“The Subjection of Women“について(国際女性デーの読書案内) | 上田ゆきこのブログ

“The Subjection of Women“について(国際女性デーの読書案内)

国際女性デーにお勧めの本のご紹介です。

 

イギリスの政治哲学者J.S.ミルが1869年に発表した“The Subjection of Women“が、日本では岩波文庫から”女性の解放”というタイトルで出ていることは、このブログでも前に書いたかもしれません。

 

また、この本が150年以上前に書かれたとは思えないほど現代的なフェミニズムの本なのも、もうお話ししてしまったかも…

お恥ずかしいのですが、昨年、「流行ってるし、どんなもんかな」と思って、短期間、ネットフリックスに加入していたときに、うっかり「エノーラ・ホームズの事件簿」という映画?を観てしまったのですが(とにかく、ヴィクトリア朝モノが好きなので…タイトルで…)、このエノーラちゃんの愛読書が“The Subjection of Women“なのです。

 

対象年齢が大人向けコンテンツなのかどうなのかということはおいておいて(夕方やってるEテレのドラマっぽい)、画面に”MILL”“The Subjection of Women“と出たときには「おおっ!」と思いましたし、フェミニズム運動も関係するストーリーは個人的に興味のある設定でした。


こういうやわらかいコンテンツをきっかけに、若い世代がフェミニズムに興味をもったり、J.Sミルを再読するといいなと思いました。

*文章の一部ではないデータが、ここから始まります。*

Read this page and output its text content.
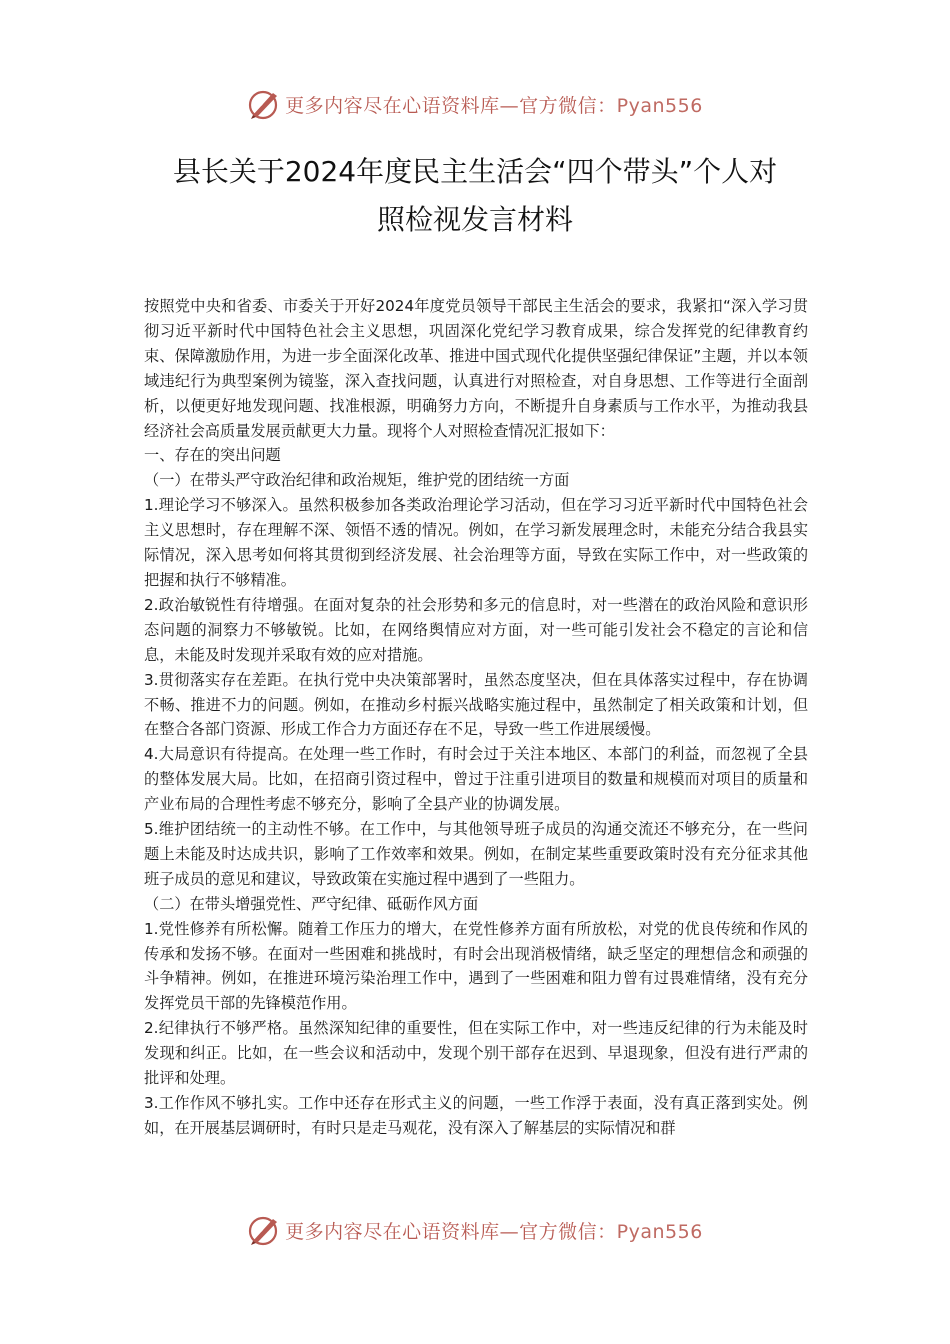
更多内容尽在心语资料库—官方微信：Pyan556
县长关于2024年度民主生活会“四个带头”个人对
照检视发言材料

按照党中央和省委、市委关于开好2024年度党员领导干部民主生活会的要求，我紧扣“深入学习贯彻习近平新时代中国特色社会主义思想，巩固深化党纪学习教育成果，综合发挥党的纪律教育约束、保障激励作用，为进一步全面深化改革、推进中国式现代化提供坚强纪律保证”主题，并以本领域违纪行为典型案例为镜鉴，深入查找问题，认真进行对照检查，对自身思想、工作等进行全面剖析，以便更好地发现问题、找准根源，明确努力方向，不断提升自身素质与工作水平，为推动我县经济社会高质量发展贡献更大力量。现将个人对照检查情况汇报如下：

一、存在的突出问题

（一）在带头严守政治纪律和政治规矩，维护党的团结统一方面

1.理论学习不够深入。虽然积极参加各类政治理论学习活动，但在学习习近平新时代中国特色社会主义思想时，存在理解不深、领悟不透的情况。例如，在学习新发展理念时，未能充分结合我县实际情况，深入思考如何将其贯彻到经济发展、社会治理等方面，导致在实际工作中，对一些政策的把握和执行不够精准。

2.政治敏锐性有待增强。在面对复杂的社会形势和多元的信息时，对一些潜在的政治风险和意识形态问题的洞察力不够敏锐。比如，在网络舆情应对方面，对一些可能引发社会不稳定的言论和信息，未能及时发现并采取有效的应对措施。

3.贯彻落实存在差距。在执行党中央决策部署时，虽然态度坚决，但在具体落实过程中，存在协调不畅、推进不力的问题。例如，在推动乡村振兴战略实施过程中，虽然制定了相关政策和计划，但在整合各部门资源、形成工作合力方面还存在不足，导致一些工作进展缓慢。

4.大局意识有待提高。在处理一些工作时，有时会过于关注本地区、本部门的利益，而忽视了全县的整体发展大局。比如，在招商引资过程中，曾过于注重引进项目的数量和规模而对项目的质量和产业布局的合理性考虑不够充分，影响了全县产业的协调发展。

5.维护团结统一的主动性不够。在工作中，与其他领导班子成员的沟通交流还不够充分，在一些问题上未能及时达成共识，影响了工作效率和效果。例如，在制定某些重要政策时没有充分征求其他班子成员的意见和建议，导致政策在实施过程中遇到了一些阻力。

（二）在带头增强党性、严守纪律、砥砺作风方面

1.党性修养有所松懈。随着工作压力的增大，在党性修养方面有所放松，对党的优良传统和作风的传承和发扬不够。在面对一些困难和挑战时，有时会出现消极情绪，缺乏坚定的理想信念和顽强的斗争精神。例如，在推进环境污染治理工作中，遇到了一些困难和阻力曾有过畏难情绪，没有充分发挥党员干部的先锋模范作用。

2.纪律执行不够严格。虽然深知纪律的重要性，但在实际工作中，对一些违反纪律的行为未能及时发现和纠正。比如，在一些会议和活动中，发现个别干部存在迟到、早退现象，但没有进行严肃的批评和处理。

3.工作作风不够扎实。工作中还存在形式主义的问题，一些工作浮于表面，没有真正落到实处。例如，在开展基层调研时，有时只是走马观花，没有深入了解基层的实际情况和群

更多内容尽在心语资料库—官方微信：Pyan556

ところで、昨年の話になりますが、北日本新聞紙上で富山国際大の彼谷先生と対談させていただきました。 

 

その際に、アファーマティブアクション/ポジティブアクションの話になり、「逆差別」というバックラッシュにどう立ち向かうかというテーマになった際に、「なぜ逆差別ではないのか」「逆差別という主張こそ差別である」というお話をさせていただき、”女性の解放”についても少し触れました。

 

本は回りくどく書いてあるので、そのまま引用しにくいですが、要約すると、


女性は偏見ある社会や教育によって、不当に、才能を偏らせ、低められてきたのだから、今、適任者が少なく見えるのは当然で、その不当な状況を追認して女性を排除することをなくし、女性をその任に就かせれば、能力があることがわかる。

実際に有能な女性の例があるじゃないか。

というようなことを書いているよとお伝えしました。
 

つまりこれは、ポジティブアクションに対する、いわゆる「逆差別」論への明快な答えになります。


ちなみに、同書には「女性と男性は脳のつくりが違う」という俗説に対して、「それはない」という反証をかなり論理的な文章で語っています。

実際に、現代では、いわゆる「男性脳」「女性脳」というのは本当になく、個人差のほうが大きいということが科学的にわかっています。


21世紀になっても、この「女性脳」的な迷信はたびたび目にします。
女性へのジェンダーステレオタイプを再強化する言説なので、内閣府か消費者庁が広告等を注意してくれればいいのに…
と思いつつ、表現の自由もあるしなあ、通報するほどでも…と苦々しく目を逸らします。
(区のものであれば、もちろん言いますが…)

 

19世紀に似非科学と見破ったミルはやっぱり賢いと感心します。